UA / RU
Поддержать ZN.ua

НИКТО НИКОГО НЕ БОИТСЯ

В последней премьере Киевского театра драмы и комедии на Левом берегу Днепра попытались сыграть, как «на Бродвее»...

Автор: Алла Подлужная
Сцена из спектакля

В последней премьере Киевского театра драмы и комедии на Левом берегу Днепра попытались сыграть, как «на Бродвее». Ну, насколько нам известно по описаниям, тамошняя манера игры особенная. Почему? Может потому, что режиссер спектакля Олег Липцин, известный киевский режиссер, последнее время работает в Америке. А может, потому, что это пьеса Эдварда Олби «Кто боится Вирджинии Вулф?». В сценической редакции режиссера от названия Олби осталось только «Кто боится?..». Вопрос, потерявший конкретность, приобрел некую глобальность. Эту обобщенность, стремящуюся, в частности, рассмотреть общее, и хочет предложить режиссер в спектакле. На примере отношений двух семейных пар он выстраивает модель сумасшедшего современного мира. Идеальная ситуация, на которой можно продемонстрировать всевозможные вариации взаимоотношений, противостояний, моменты притяжений и отталкиваний. Пьеса написана в начале 60-х и о том же времени. Но как пугающе похожи настроения тех лет на сегодняшние. Безделье и скука, опустошенность и устрашающая неопределенность, бессмысленность, цинизм, суета, возведение компромисса в абсолют, нивелирование понятий чести и достоинства. Все это — в жизни главных героев Марты и Джорджа, которые, развлекаясь словесно, пытаются «проветривать» остатки собственного остроумия. Вовлеченными в их игры оказываются Хани и Ник, молодая супружеская пара, представители следующего поколения. Того, которое вынуждено в силу обстоятельств выслушивать старших и терпеть их нравоучения, кажущиеся глупыми, с презрительной усмешкой упиваться превосходством, не задумываясь о скоротечности всяческих преимуществ.

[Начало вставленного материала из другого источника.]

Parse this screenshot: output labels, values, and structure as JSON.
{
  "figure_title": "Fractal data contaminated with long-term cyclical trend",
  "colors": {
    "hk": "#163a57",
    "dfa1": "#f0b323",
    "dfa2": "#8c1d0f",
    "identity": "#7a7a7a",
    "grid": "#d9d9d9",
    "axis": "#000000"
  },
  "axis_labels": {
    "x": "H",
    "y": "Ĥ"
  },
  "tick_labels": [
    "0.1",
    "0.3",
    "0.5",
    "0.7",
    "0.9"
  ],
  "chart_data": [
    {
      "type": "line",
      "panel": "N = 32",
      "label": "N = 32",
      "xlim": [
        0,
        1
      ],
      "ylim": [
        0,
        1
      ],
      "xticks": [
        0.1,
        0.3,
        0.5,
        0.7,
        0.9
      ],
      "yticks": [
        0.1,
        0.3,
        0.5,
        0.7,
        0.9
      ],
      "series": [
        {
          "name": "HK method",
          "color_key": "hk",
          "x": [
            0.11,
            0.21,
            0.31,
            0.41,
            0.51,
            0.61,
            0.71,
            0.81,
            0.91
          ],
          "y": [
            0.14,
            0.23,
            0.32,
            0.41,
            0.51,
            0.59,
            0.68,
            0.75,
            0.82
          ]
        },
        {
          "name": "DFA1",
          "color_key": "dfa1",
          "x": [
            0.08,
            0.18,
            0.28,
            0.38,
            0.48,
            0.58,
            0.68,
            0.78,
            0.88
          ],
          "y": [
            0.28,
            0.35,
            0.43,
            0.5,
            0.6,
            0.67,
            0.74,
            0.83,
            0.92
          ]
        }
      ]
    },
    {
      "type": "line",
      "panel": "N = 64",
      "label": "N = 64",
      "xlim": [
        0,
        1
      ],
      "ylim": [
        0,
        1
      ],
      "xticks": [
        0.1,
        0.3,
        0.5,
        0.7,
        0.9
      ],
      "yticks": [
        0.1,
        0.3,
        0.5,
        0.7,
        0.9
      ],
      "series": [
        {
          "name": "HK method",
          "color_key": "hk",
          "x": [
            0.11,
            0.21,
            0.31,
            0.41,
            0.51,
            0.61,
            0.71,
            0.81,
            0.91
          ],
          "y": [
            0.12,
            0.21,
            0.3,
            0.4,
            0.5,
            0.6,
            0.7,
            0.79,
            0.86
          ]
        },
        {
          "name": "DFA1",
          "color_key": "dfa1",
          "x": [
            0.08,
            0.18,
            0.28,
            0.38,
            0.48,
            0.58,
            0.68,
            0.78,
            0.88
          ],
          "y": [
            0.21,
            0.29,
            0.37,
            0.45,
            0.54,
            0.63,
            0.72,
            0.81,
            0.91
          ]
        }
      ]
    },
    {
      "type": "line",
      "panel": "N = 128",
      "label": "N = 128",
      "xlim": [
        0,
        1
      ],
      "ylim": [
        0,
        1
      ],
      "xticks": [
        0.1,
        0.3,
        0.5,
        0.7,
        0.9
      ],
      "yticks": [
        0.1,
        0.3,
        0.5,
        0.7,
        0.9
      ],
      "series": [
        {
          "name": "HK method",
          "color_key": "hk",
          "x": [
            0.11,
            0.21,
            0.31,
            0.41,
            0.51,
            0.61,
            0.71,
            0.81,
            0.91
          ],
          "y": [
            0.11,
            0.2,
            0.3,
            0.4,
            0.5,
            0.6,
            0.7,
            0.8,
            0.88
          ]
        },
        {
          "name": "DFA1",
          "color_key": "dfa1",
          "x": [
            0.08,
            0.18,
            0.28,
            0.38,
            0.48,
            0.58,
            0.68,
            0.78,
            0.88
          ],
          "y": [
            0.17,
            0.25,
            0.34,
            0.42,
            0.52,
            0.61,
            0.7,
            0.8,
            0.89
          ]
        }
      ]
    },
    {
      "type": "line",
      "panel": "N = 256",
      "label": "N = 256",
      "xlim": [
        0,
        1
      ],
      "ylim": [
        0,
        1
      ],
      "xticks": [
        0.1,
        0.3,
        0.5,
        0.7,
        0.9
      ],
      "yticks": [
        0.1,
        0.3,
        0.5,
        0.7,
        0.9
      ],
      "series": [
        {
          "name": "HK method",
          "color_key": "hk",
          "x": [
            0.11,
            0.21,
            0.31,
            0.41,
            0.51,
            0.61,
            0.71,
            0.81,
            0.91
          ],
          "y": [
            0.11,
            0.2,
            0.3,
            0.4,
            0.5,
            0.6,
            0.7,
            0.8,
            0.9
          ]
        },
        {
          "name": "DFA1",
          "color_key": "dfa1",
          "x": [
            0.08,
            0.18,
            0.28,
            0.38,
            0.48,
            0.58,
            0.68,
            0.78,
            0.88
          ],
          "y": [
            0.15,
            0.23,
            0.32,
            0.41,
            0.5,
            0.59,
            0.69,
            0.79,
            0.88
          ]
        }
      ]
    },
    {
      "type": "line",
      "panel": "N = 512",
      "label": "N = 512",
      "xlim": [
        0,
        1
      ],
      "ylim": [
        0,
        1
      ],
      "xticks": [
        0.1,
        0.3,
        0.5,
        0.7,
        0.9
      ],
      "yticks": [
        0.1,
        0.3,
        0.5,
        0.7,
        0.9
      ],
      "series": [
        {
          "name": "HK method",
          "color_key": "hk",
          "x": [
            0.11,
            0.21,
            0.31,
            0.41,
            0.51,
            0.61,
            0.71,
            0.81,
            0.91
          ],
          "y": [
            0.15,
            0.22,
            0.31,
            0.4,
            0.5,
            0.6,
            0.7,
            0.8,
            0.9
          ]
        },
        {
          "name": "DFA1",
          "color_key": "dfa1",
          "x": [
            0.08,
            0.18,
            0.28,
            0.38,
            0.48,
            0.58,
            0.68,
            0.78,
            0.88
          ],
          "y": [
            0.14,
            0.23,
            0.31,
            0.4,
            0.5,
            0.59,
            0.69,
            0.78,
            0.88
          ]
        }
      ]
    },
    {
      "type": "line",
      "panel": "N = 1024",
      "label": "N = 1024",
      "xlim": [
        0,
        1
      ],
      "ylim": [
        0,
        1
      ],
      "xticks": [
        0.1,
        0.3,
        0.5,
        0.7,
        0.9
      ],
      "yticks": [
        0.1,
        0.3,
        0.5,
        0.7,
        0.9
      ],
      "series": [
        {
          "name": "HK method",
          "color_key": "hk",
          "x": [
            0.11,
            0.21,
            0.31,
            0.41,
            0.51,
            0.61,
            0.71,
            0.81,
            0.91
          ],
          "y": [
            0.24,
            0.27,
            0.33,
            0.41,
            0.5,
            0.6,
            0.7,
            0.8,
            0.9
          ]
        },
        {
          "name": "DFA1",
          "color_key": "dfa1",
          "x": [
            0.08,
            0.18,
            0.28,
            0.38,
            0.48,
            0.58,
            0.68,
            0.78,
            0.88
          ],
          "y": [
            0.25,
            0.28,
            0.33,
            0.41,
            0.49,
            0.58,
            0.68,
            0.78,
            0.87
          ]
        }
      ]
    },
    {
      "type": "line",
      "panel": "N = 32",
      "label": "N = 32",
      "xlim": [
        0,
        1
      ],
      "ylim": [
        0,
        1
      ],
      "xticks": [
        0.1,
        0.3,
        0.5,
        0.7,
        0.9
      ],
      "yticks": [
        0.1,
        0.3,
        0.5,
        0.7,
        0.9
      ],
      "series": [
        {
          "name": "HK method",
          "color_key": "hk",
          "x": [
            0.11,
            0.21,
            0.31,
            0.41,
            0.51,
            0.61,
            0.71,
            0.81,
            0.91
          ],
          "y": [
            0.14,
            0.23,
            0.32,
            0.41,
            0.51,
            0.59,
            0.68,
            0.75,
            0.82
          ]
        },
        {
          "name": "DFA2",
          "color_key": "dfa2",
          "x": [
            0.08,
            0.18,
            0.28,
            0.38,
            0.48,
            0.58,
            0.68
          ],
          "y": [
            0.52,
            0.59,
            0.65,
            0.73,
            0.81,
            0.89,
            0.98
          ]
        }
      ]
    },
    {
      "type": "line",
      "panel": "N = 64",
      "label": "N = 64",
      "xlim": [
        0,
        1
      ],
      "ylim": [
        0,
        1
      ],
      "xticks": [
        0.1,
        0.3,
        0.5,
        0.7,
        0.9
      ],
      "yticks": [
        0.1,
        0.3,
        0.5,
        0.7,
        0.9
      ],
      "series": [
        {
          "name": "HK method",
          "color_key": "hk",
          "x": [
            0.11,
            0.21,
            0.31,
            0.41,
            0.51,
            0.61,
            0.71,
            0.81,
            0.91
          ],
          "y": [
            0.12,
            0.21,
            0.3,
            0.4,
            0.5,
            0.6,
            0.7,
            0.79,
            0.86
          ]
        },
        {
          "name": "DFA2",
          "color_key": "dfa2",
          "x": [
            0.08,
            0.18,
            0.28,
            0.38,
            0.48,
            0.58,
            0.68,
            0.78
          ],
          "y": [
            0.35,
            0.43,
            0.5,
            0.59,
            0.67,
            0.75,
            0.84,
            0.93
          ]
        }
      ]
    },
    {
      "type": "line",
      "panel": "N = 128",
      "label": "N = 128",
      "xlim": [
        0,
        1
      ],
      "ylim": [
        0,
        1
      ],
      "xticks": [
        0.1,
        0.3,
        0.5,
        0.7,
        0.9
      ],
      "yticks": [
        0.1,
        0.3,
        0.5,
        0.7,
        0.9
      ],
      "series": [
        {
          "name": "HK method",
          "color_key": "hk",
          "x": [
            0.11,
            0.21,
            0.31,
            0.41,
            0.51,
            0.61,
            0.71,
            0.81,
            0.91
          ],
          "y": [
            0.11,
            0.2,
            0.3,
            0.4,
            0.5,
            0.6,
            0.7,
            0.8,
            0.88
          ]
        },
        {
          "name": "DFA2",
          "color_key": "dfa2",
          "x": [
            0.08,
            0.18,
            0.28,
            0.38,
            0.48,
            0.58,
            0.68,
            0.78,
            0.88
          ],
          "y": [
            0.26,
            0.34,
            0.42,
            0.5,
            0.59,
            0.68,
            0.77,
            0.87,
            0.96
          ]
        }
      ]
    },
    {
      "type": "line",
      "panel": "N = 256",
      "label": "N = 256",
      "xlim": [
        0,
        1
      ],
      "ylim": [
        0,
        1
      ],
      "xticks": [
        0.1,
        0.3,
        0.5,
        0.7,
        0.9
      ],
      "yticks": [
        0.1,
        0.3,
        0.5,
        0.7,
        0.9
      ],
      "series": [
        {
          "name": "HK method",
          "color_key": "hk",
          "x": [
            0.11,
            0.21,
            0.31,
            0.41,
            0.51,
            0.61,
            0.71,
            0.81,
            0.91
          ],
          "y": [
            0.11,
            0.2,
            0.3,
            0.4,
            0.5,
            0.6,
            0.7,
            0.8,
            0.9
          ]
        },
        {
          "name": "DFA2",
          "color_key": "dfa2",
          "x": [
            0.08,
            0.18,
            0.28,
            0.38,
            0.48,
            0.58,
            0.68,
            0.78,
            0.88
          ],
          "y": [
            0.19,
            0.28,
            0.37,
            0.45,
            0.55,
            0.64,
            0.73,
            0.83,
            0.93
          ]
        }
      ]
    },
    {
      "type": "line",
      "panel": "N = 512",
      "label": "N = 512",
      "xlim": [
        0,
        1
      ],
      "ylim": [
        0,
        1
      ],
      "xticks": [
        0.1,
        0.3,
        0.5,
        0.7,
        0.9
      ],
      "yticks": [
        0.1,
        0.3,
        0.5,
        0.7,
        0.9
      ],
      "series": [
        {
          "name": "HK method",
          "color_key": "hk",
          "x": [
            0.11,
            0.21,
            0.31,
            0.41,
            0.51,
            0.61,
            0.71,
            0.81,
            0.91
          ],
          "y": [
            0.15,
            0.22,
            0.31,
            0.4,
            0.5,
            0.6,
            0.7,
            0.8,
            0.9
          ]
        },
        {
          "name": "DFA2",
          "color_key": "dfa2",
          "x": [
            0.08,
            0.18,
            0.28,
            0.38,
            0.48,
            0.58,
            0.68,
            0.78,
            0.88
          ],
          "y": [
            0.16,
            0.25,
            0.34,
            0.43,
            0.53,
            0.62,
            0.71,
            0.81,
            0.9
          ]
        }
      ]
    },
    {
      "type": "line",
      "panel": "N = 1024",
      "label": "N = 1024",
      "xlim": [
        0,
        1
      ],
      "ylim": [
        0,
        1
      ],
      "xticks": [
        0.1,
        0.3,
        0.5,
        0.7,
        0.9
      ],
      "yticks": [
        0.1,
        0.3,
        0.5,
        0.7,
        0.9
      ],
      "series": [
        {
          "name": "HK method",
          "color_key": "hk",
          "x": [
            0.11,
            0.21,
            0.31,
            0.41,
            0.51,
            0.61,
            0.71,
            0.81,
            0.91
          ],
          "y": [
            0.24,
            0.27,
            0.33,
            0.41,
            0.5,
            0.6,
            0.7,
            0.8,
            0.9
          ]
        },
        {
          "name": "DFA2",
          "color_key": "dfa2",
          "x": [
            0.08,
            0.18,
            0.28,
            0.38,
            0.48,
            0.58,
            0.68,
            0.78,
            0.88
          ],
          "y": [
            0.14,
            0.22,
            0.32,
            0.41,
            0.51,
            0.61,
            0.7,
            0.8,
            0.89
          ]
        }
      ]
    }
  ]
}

Все это литературная предыстория. В театре же это выглядит на самом деле игрой, герои спектакля играют в жизнь, даже не играют, а ее репетируют. Сценография (О.Лунев) не дает визуального ключа к режиссерскому решению. Перед зрителем черно-белая однозначность почти полупустой сцены с придуманным выносом в зал стилизованного бара, в котором расположились гипертрофированных размеров бутылки с разноцветным наполнением. Это конструктивное изменение воспринимается как надуманное излишество, ибо на пустой сцене места для бара предостаточно, а увеличение площади сцены не увеличивает глубины внутреннего проживания актерами своих ролей. Создается впечатление, что они вообще не знают, как им реагировать и поступать, что им делать на сцене в этой ситуации. Без четкого маршрута, проложенного режиссером, актерам приходилось блуждать по событиям, как по лесу, то находясь, то теряясь. А ведь нарочитая театральная условность предполагает намного большую внутреннюю обоснованность происходящего. Текст Олби предлагает насыщенное глубоким смыслом богатейшее пространство подтекстов. Из-за неопределенности режиссерского решения и поверхностного проживания ролей актерами это пространство подтекста все время провисало, распадалось на части, разлеталось без следа. К сожалению, замечательным актерам Александру Ганноченко, Виталию Липецкому, Алле Даруге, Татьяне Круликовской не удалось создать той паутины нюансов взаимоотношений, любви-ненависти, несчастий собственной души, которые, смешавшись, как разноцветные напитки в баре у Джорджа, и изменив перекрестные зоны действия, дали бы всю палитру этой сложнейшей человеческой микромодели мира. Единственной сценой, свидетельствующей, что потенциал у актеров есть, стал диалог Джорджа (А.Ганноченко) и Ника (В.Линецкий). Именно на таком уровне игры актеров зрителя мог бы не оставить равнодушным любой психологический поединок, из которых собственно и скроен спектакль.

Все же несколько ступеней на пути к сверхзадаче спектаклем преодолено. Зрители еще раз увидели, как неприглядны многочисленные человеческие пороки. Убедившись сколь слаб человек, ужаснулись. И задумались, где же изыскивать внутренние резервы по борьбе с этими самыми пороками. Конечно же, испугались. Да, мы боимся. Этого огромного непонятного окружающего мира, боимся себя, своего существования в нем, боимся друг друга. Хотя делаем вид, что ничего не боимся.